Jakarta, CNBC Indonesia - PT Bank Rakyat Indonesia (Persero) Tbk kembali menorehkan prestasi di kancah internasional dengan meraih dua penghargaan pada ajang Asian Banking & Finance Awards 2026 yang diselenggarakan di Singapura, pada Kamis (2/7/2026). BRI dinobatkan sebagai Domestic Liquidity Management Bank of the Year dan Domestic Retail Bank of the Year, yang mencerminkan keberhasilan Perseroan dalam memperkuat kapabilitas bisnis, mempercepat transformasi digital, serta menghadirkan solusi keuangan yang inovatif bagi nasabah di berbagai segmen.
Corporate Secretary BRI Dhanny menyampaikan bahwa pengakuan internasional tersebut menjadi motivasi bagi Perseroan untuk terus menghadirkan layanan perbankan yang memberikan nilai tambah bagi seluruh segmen nasabah sekaligus memperkuat perannya sebagai mitra finansial terpercaya.
"Penghargaan ini merupakan pengakuan atas upaya BRI dalam membangun layanan perbankan yang semakin relevan dengan kebutuhan nasabah. Kami melihat bahwa pengelolaan aset saat ini tidak hanya berfokus pada penciptaan nilai, tetapi juga pada bagaimana nilai tersebut dapat dijaga dan diteruskan lintas generasi. Karena itu, kami terus memperkuat peran BRI sebagai mitra terpercaya bagi nasabah dalam setiap tahap perjalanan finansialnya," ujar Dhanny, Sabtu (15/8/2026).

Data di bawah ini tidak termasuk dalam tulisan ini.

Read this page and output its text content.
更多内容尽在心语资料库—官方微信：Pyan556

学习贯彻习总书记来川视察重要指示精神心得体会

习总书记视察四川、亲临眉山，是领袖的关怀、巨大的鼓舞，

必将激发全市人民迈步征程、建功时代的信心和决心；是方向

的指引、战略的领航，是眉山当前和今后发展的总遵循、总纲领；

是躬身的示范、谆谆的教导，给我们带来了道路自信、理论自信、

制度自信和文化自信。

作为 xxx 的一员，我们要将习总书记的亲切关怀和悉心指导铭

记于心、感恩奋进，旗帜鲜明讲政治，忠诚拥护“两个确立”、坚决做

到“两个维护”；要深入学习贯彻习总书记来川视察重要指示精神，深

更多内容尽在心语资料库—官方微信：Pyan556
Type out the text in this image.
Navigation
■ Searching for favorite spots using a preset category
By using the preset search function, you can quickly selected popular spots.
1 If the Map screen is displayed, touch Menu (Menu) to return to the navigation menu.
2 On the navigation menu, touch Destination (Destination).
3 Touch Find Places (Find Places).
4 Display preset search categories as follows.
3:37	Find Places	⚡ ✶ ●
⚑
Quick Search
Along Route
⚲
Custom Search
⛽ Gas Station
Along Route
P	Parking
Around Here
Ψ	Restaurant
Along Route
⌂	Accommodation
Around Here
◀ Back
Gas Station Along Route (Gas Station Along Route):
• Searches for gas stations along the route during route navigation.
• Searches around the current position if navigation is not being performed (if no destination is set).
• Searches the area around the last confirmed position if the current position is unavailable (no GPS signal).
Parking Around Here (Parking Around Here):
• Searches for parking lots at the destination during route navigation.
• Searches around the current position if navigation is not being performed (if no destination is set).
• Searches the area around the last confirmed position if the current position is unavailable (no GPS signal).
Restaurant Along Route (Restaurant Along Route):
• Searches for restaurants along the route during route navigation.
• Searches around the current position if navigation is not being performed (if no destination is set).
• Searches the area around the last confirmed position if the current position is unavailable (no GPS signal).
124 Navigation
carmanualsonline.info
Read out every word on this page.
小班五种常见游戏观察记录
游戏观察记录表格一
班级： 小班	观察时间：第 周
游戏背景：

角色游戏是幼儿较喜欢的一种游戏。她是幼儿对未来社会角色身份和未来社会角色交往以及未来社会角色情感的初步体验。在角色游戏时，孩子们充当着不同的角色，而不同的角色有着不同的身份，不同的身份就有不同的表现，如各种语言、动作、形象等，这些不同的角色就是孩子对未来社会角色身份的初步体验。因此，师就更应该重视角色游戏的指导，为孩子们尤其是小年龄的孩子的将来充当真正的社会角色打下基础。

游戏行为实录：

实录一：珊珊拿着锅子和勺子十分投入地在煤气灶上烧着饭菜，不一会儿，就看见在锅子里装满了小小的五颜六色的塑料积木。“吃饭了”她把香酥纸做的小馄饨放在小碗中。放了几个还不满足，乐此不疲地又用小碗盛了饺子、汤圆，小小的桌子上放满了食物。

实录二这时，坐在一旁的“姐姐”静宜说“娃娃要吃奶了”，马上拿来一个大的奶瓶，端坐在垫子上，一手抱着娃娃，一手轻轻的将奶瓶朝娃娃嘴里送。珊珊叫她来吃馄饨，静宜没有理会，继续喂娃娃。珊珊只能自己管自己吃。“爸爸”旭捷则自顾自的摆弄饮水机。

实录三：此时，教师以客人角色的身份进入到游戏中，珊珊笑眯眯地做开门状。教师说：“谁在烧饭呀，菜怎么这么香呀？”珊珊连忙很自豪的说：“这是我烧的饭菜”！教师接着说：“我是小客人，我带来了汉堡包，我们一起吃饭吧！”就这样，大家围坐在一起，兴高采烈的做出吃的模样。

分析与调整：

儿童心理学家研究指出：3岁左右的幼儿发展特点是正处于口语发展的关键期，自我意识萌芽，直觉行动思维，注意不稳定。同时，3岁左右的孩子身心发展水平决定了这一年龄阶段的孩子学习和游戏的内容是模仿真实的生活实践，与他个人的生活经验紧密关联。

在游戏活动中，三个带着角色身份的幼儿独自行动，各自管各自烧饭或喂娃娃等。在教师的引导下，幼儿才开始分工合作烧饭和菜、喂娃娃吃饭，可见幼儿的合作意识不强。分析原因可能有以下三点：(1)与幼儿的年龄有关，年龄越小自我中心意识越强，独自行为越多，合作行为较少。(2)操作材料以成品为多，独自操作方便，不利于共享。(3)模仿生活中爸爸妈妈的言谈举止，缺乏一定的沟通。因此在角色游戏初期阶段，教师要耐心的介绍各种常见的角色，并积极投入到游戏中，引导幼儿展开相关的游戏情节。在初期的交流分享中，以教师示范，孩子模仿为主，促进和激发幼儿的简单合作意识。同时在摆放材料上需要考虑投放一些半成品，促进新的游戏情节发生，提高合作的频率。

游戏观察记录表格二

Penghargaan Domestic Liquidity Management Bank of The Year diberikan atas kemampuan BRI menghadirkan solusi pengelolaan likuiditas yang terintegrasi bagi nasabah korporasi dan institusi. Melalui berbagai solusi treasury dan cash management, BRI membantu nasabah mengoptimalkan pengelolaan arus kas, meningkatkan efisiensi operasional, serta mendukung pengambilan keputusan melalui layanan transaksi dan pengelolaan likuiditas terintegrasi.
Salah satu pendorong utama pencapaian tersebut adalah QLola by BRI, platform integrated corporate solution yang mengintegrasikan layanan cash management, trade finance, supply chain, foreign exchange, hingga investment services dalam satu ekosistem digital. Kehadiran platform ini memungkinkan nasabah korporasi mengelola transaksi dan likuiditas secara lebih efisien, aman, dan real-time melalui satu akses terpadu.
Tercatat, hingga Juni 2026, jumlah pengguna QLola by BRI mencapai lebih dari 384 ribu user atau tumbuh 49% secara tahunan (YoY). Sejalan dengan peningkatan adopsi tersebut, volume transaksi yang diproses melalui platform mencapai Rp6.857 triliun atau tumbuh 35% YoY. Pada periode yang sama, jumlah transaksi QLola by BRI mencapai 43,1 juta transaksi atau meningkat 28% YoY dibandingkan tahun sebelumnya. Kinerja tersebut juga berkontribusi terhadap penghimpunan Dana Pihak Ketiga (DPK) Perseroan sebesar Rp309 triliun serta Fee Based Income (FBI) senilai Rp53,8 miliar.
"Pemanfaatan QLola by BRI terus meluas di berbagai sektor industri, mulai dari agribisnis, pertambangan, FMCG, telekomunikasi, hingga sektor ekonomi digital seperti e-commerce dan fintech. Hal ini mencerminkan meningkatnya kebutuhan dunia usaha terhadap solusi digital yang mampu mendukung pengelolaan keuangan dan operasional bisnis secara efisien, terintegrasi, dan real-time," kata Dhanny.
Selain unggul dalam layanan perbankan korporasi, BRI juga meraih penghargaan Domestic Retail Bank of the Year sebagai apresiasi atas konsistensi Perseroan dalam memperluas akses layanan keuangan, memperkuat kapabilitas digital, serta menghadirkan inovasi produk yang menjawab kebutuhan masyarakat.
Didukung jaringan layanan yang luas dan ekosistem digital yang terus berkembang, BRI mampu menghadirkan pengalaman perbankan yang mudah, aman, dan inklusif bagi seluruh lapisan masyarakat.